Armenian Bar Association Urges Congress to Reprimand Randy Fine for Racist Remarks Targeting Armenians

Armenian Bar Association Urges Congress to Reprimand Randy Fine for Racist Remarks Targeting Armenians

The Armenian Bar Association has urged Congress to reprimand U.S. Representative Randy Fine and demanded an apology from Fine for racist remarks he made on May 2, 2026, when he stated that “we don’t want Armenians to be able to serve in Congress.”

Fine made the comments as part of an attack against his primary challenger, Dan Bilzerian, also derogatorily referring to him as a “little Armenian.” The Armenian Bar Association said such rhetoric is antithetical to the core American principles of equality and representative democracy.

Statements that single out an entire ethnic community for exclusion from public service are unacceptable. Directed at specific communities, they invoke a painful history that Armenian Americans and many others have worked tirelessly to overcome. From discriminatory housing covenants to exclusionary business practices and racial slurs, Armenian Americans have faced barriers that sought to deny them full participation in American life. Those barriers were not only challenged through legal advocacy, but dismantled through generations of civic engagement, military service, and enduring contributions to the nation.

Armenian Americans have demonstrated an unwavering commitment to the United States across every generation. They have served with distinction in every major American conflict, from World War I to World War II and every war since. Armenian Americans have not only served, but led by example, earning the nation’s highest military decoration, as in Medal of Honor recipient Ernest Dervishian, and rising to the highest ranks of military command, including retired four-star General Jeffrey Harrigian, who served as Commander of U.S. Air Forces in Europe, Africa, and NATO Allied Air Command into the 2020s.

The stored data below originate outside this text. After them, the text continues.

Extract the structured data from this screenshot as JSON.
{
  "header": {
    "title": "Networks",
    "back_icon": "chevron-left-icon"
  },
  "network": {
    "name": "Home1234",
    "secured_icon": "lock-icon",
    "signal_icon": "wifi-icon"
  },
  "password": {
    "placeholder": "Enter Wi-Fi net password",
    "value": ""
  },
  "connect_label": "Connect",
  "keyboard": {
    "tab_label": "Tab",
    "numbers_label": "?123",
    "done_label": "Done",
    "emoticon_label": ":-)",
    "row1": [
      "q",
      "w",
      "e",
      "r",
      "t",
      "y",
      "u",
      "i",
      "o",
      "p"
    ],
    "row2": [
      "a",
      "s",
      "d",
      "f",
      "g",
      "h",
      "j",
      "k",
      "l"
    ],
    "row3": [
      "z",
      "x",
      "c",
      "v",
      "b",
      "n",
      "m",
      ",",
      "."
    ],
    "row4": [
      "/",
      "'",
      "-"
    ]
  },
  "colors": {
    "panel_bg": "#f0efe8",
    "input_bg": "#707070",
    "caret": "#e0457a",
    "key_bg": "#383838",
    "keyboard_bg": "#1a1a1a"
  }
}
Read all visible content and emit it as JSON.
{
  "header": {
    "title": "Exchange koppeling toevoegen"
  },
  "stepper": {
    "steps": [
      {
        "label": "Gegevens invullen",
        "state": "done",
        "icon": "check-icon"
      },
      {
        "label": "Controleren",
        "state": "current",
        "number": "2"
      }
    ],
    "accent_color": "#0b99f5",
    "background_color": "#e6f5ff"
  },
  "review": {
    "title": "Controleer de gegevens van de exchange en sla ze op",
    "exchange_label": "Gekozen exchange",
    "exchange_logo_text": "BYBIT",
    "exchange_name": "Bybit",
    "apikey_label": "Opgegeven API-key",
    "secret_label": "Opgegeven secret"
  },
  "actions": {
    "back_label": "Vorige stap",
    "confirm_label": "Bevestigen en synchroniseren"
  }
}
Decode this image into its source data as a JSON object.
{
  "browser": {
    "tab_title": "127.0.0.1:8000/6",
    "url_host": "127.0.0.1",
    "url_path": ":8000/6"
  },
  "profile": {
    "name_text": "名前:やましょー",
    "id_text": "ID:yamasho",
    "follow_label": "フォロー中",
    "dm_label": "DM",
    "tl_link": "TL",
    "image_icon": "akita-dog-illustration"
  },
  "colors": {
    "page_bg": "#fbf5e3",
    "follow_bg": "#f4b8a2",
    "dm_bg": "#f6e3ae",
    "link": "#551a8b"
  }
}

Beyond military service, Armenian Americans have helped shape all aspects of American public life. Their contributions span public service, science, medicine, the arts, and innovation, from historical figures including pioneering surgeon Dr. Varazdat Kazandjian, inventor of the MRI Raymond Damadian, Pulitzer Prize-winning author William Saroyan, and philanthropist George Mardikian, to entrepreneur Noubar Afeyan, whose work helped enable the development of mRNA COVID-19 vaccines. These individuals represent only a small fraction of the thousands who have contributed, often quietly, but always meaningfully, to the advancement of this nation.

As former Pasadena Mayor William Paparian, a Los Angeles County Deputy District Attorney, Captain Judge Advocate with the California State Guard, and a founding member of the Armenian Bar Association, stated: “Armenian Americans have earned their place in every corner of American life through sacrifice, service, and an unshakable belief in this country’s ideals. To suggest otherwise is not only historically ignorant, it is an affront to the very fabric of our democracy.”

Fine’s comments reflect his long record of disdain for Armenian-American interests. He has repeatedly supported the transfer of weapons to Azerbaijan, despite its recent genocidal actions against the Armenian community in Artsakh, where it forcibly displaced the entire Armenian population and continues to deliberately destroy Armenian churches, religious artifacts, and historical monuments in a broad campaign of erasure.

Congress has censured or reprimanded members of Congress for racist and hateful remarks on several occasions, including Paul Gosar in 2021 and Steve King in 2021. Racist remarks such as Rep. Fine’s cause tremendous harm to the 1.5 million Armenian-American community and degrade democratic institutions.

The Armenian Bar Association urged Congress to reprimand Fine and demanded that he issue an immediate and unequivocal apology. More broadly, the association urged all public officials to reject rhetoric that divides Americans along ethnic lines and instead reaffirm their commitment to equal opportunity and merit-based participation in public service.

The strength of the United States lies in its diversity and in its enduring promise that all citizens, regardless of heritage, are welcome in the nation’s offices of public service and leadership. That promise must be protected, not undermined.